By: J. Ellis
Ask any person living in Eugene what the city’s most dire issue is and chances are they will respond with homelessness. It has been well established that Eugene has the highest rates of homelessness per capita than any other city in the United States, and the City of Eugene has done little to ameliorate this.
We spoke to a representative from Black Thistle Street Aid and Occupy Medical, who provide medical aid and other services to Eugene’s unhoused communities. Before the COVID-19 pandemic paralyzed the nation, Occupy Medical functioned to host pop-up clinics in the city that would provide free healthcare for homeless individuals. Once the pandemic struck, their services soon expanded to address a wider variety of needs. Out of Occupy Medical, Black Thistle Street Aid was formed during the protests that took place in Eugene in the summer of 2020. The organizations’ medical outreach that happens today was born from the conditions created by the pandemic and Black Lives Matter rising. They continue to host weekly pop-up clinics every Wednesday at Washington-Jefferson Park, the city’s largest sanctioned encampment.
The work these organizations do is critical in supporting the health and wellbeing of our unhoused neighbors, taking on responsibilities that the City of Eugene neglects. The recent conditions were described as a “pandemic on top of a pandemic,” the coupling of homelessness and COVID-19 has created even harsher conditions among an already neglected community. During this crisis, the CDC has explicitly advised against the practice of homeless encampment “sweeps,” or as the City of Eugene thinly veils the term, “evictions.” Sweeps are advised against because they decentralize the sense of community so essential during a crisis while also spreading COVID-19 outside of the camps where COVID-positive individuals may have been quarantining. Such was the case in the now infamous sweep that occurred in Washington-Jefferson Park on December 2, 2020. The city provided only a 48-hour notice of the eviction and then proceeded to forcefully sweep the camp, where at least one COVID-positive person was trying to quarantine. This cut off access to the essential medical care, food resources, and community that are essential to well-being both during and before the pandemic.
When asked what can and should be done to address the issue of homelessness, especially during the pandemic, volunteers emphasized the importance of changing the narrative around homelessness that would lead to meaningful legislative actions.

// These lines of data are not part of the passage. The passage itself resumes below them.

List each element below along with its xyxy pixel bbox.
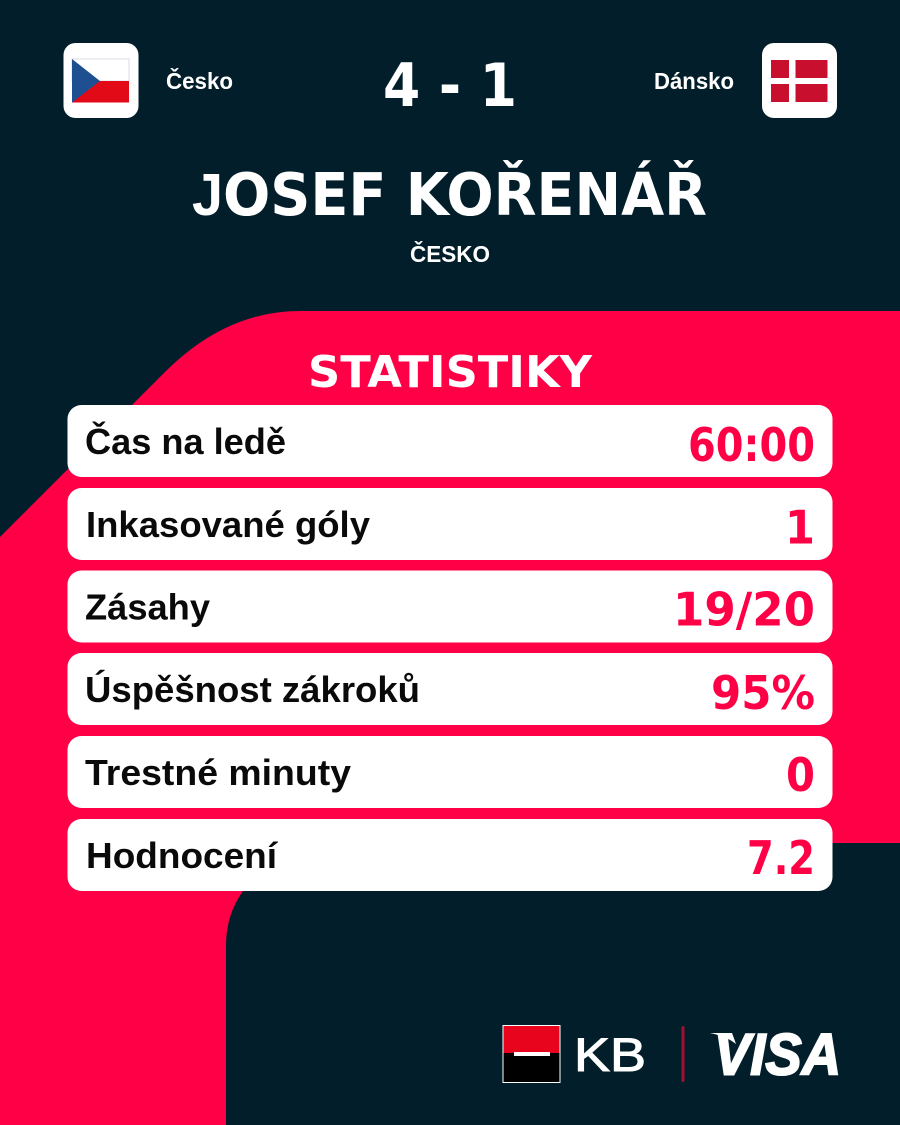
row: time on ice	[68, 405, 832, 477]
stats table	[68, 405, 832, 891]
red background shape	[0, 311, 900, 1125]
player name: JOSEF KOŘENÁŘ	[192, 160, 707, 229]
row: saves	[68, 570, 832, 642]
sponsor logo: KB: KB	[574, 1028, 646, 1081]
row: rating	[68, 819, 832, 891]
row: rating: Hodnocení	[86, 835, 278, 876]
row: save percentage: 95%	[711, 666, 815, 720]
row: penalty minutes: 0	[786, 748, 815, 802]
row: save percentage: Úspěšnost zákroků	[85, 668, 420, 710]
row: goals against	[68, 488, 832, 560]
sponsor logo: KB	[503, 1026, 646, 1082]
player country: ČESKO	[410, 240, 490, 267]
row: time on ice: 60:00	[688, 418, 815, 472]
row: penalty minutes: Trestné minuty	[85, 752, 351, 793]
row: saves: Zásahy	[85, 586, 210, 628]
row: time on ice: Čas na ledě	[85, 420, 286, 462]
row: goals against: Inkasované góly	[86, 504, 370, 545]
team: Czechia flag	[64, 43, 138, 118]
team name: Dánsko: Dánsko	[654, 68, 734, 94]
score: 4 - 1	[383, 51, 517, 121]
row: goals against: 1	[785, 500, 815, 554]
sponsor logo: Visa: VISA	[714, 1022, 841, 1088]
row: penalty minutes	[68, 736, 832, 808]
heading: statistiky: STATISTIKY	[308, 347, 593, 398]
team name: Česko: Česko	[166, 67, 233, 94]
row: rating: 7.2	[747, 831, 815, 885]
row: save percentage	[68, 653, 832, 725]
row: saves: 19/20	[673, 582, 815, 636]
sponsor divider	[682, 1026, 684, 1082]
team: Denmark flag	[762, 43, 837, 118]
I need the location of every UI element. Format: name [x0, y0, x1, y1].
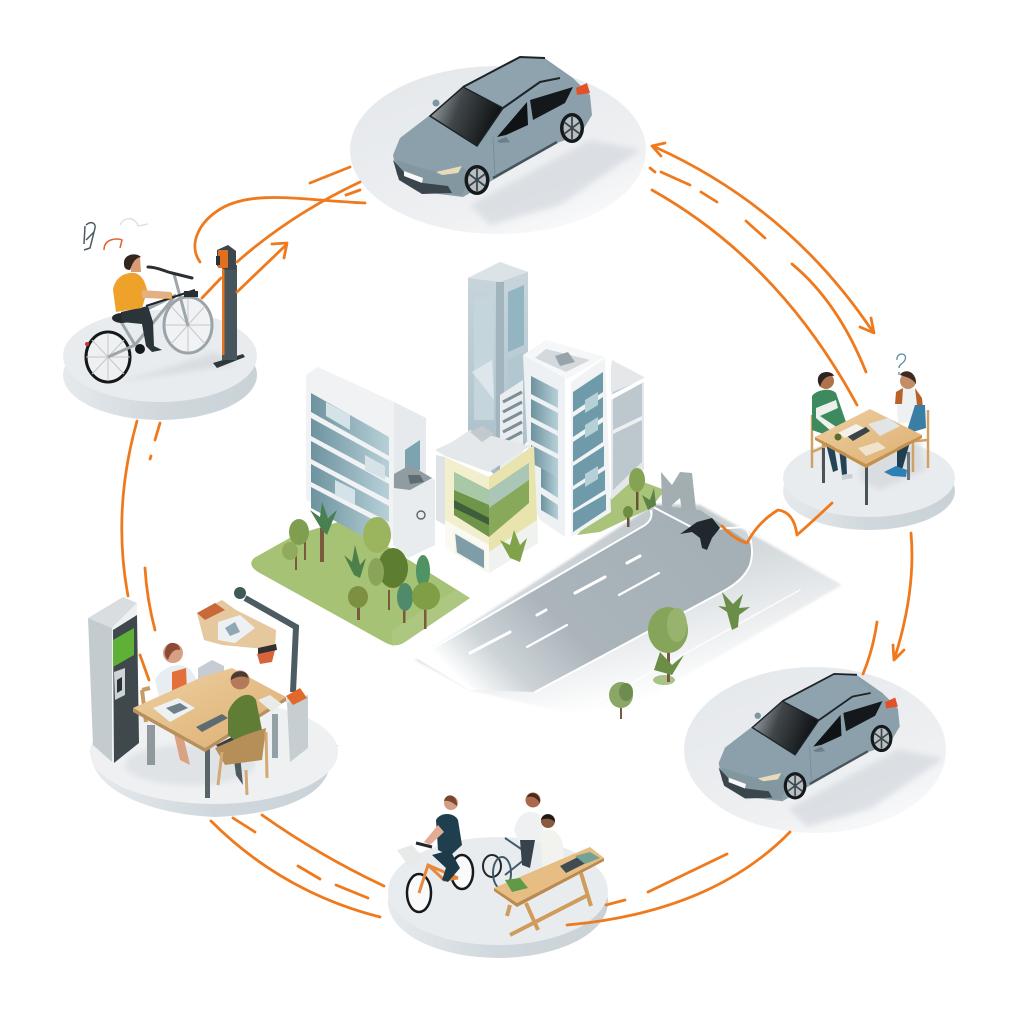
arrow: top car to right table	[650, 143, 874, 405]
panel: right car platform	[684, 667, 946, 833]
overhead arm and shelf	[197, 587, 296, 692]
seated woman	[142, 643, 205, 765]
panel: central city block	[251, 262, 842, 722]
black dog	[680, 518, 720, 550]
desk	[133, 668, 286, 752]
circular orange flow arrows	[122, 143, 912, 925]
picnic table	[494, 847, 604, 935]
right lawn trees	[623, 468, 656, 527]
road edge lines	[418, 508, 800, 720]
panel: bicycle and charging post platform	[63, 219, 257, 420]
yellow mixed-use building	[435, 426, 538, 573]
arrow: bicycle to top car	[195, 167, 365, 298]
cyclist with orange bike	[397, 795, 473, 912]
arrow: right car to bottom platform	[567, 832, 790, 925]
left white building	[306, 367, 426, 540]
glass tower	[468, 262, 528, 480]
squiggle link to dog	[722, 503, 832, 543]
road	[416, 505, 753, 692]
table legs	[147, 714, 278, 798]
panel: top car platform	[350, 57, 646, 234]
charger kiosk	[88, 597, 139, 763]
panel: right meeting table platform	[783, 354, 955, 530]
sculpture	[661, 472, 696, 512]
right person	[884, 354, 926, 477]
sidewalk	[415, 504, 842, 722]
cabinet	[283, 688, 308, 762]
road trees	[609, 592, 750, 719]
panel: left workspace platform	[88, 587, 338, 817]
arrow: right table to right car	[863, 533, 912, 674]
lawn left	[251, 520, 470, 645]
arrow: left workspace to bicycle	[122, 421, 160, 680]
table	[815, 409, 922, 505]
lawn right	[577, 477, 665, 535]
rear bike and cyclists	[483, 792, 565, 889]
chairs	[812, 410, 928, 472]
left person	[812, 372, 853, 480]
printer	[198, 660, 224, 687]
rider	[113, 254, 172, 352]
charging post	[213, 245, 245, 368]
arrow: bottom platform to left workspace	[211, 815, 384, 917]
tall white building	[523, 340, 611, 537]
lawn shrubs and trees	[282, 468, 656, 629]
white low stack behind	[500, 380, 523, 480]
white block beside left building	[393, 465, 435, 558]
rear right building	[611, 360, 644, 500]
seated man and chair	[215, 670, 267, 795]
panel: bottom bicycle and table platform	[388, 792, 608, 958]
musical notes	[84, 219, 148, 250]
bicycle	[85, 267, 212, 382]
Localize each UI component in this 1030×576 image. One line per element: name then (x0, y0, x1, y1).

Black Thistle Street Aid volunteer, Mackenzie, cites that sweeps are “an outdated practice no matter what your goal is,” and it has been proven time and time again that this practice does nothing to reduce the amount of unsheltered individuals sleeping on the streets in a given night. Ultimately, she points out that the only real solution to homelessness is widely available and affordable housing. Until the city counters the gentrifying effects of the University of Oregon, neighborhood associations, and business-owners, housing in Eugene will continue to remain inaccessible to the population that needs it the most.
So what can be done in the meantime? Donate what you can! Donations are the quickest and most direct way to help organizations like Occupy Medical, Black Thistle Street Aid, and CORE to continue to do this essential work that helps our community and our neighbors.